Type II error. Failing to reject the null hypothesis when it is actually false (a false negative). The probability is denoted \(\beta\).

Variance. A measure of spread computed as the average of the squared deviations from the mean. For a sample: \(s^2 = \frac{\sum (x_i - \bar{x})^2}{n-1}\).

Variance Inflation Factor (VIF). A diagnostic for multicollinearity in regression. VIF values above 5 or 10 suggest problematic collinearity.

Welch’s t-test. A modification of the independent-samples t-test that does not assume equal variances in the two groups. The recommended default for two-sample comparisons.
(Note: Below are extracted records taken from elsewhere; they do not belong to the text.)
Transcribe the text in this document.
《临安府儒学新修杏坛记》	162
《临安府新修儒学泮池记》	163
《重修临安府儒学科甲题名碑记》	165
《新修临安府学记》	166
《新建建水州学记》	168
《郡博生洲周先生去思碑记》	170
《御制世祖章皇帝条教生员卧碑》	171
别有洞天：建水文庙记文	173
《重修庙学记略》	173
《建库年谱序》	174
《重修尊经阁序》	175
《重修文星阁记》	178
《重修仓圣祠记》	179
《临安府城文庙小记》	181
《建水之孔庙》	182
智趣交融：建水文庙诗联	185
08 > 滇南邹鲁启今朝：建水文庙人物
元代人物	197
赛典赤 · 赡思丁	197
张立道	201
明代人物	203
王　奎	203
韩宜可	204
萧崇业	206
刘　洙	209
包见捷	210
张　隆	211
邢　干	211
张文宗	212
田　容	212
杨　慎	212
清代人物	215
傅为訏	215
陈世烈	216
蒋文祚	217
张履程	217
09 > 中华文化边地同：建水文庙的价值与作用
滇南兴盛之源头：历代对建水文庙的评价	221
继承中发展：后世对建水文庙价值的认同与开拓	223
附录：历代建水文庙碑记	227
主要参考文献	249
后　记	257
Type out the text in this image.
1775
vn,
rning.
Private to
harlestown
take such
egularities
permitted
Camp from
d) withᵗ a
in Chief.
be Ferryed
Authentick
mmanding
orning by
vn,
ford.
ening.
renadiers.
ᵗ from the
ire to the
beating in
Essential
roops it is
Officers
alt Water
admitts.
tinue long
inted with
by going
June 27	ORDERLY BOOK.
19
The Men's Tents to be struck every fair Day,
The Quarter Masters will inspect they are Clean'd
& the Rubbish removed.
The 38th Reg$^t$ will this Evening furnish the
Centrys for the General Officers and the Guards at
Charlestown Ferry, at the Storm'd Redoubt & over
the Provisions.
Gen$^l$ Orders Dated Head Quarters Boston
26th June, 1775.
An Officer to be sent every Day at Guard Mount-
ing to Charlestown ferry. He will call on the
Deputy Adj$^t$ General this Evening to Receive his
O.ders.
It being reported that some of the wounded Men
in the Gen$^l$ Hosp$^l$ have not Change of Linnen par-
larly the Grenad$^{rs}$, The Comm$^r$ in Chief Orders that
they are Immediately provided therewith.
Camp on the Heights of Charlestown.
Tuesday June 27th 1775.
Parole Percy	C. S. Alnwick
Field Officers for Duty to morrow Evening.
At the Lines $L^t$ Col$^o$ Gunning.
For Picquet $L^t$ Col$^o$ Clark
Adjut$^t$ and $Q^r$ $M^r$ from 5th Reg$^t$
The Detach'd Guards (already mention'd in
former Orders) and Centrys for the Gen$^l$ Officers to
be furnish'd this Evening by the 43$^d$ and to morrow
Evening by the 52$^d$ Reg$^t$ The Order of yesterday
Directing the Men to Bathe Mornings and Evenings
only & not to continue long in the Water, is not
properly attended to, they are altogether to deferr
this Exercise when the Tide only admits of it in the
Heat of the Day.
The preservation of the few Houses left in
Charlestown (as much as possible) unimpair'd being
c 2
Wilcoxon rank-sum test (Mann-Whitney U test). A rank-based alternative to the independent two-sample t-test, evaluating whether two groups tend to produce systematically larger or smaller values.

Wilcoxon signed-rank test. A rank-based alternative to the one-sample or paired t-test, evaluating whether the median (or median within-pair difference) differs from a hypothesized value.

Z-score. A standardized value indicating how many standard deviations an observation is above or below the mean: \(z = \frac{x - \mu}{\sigma}\).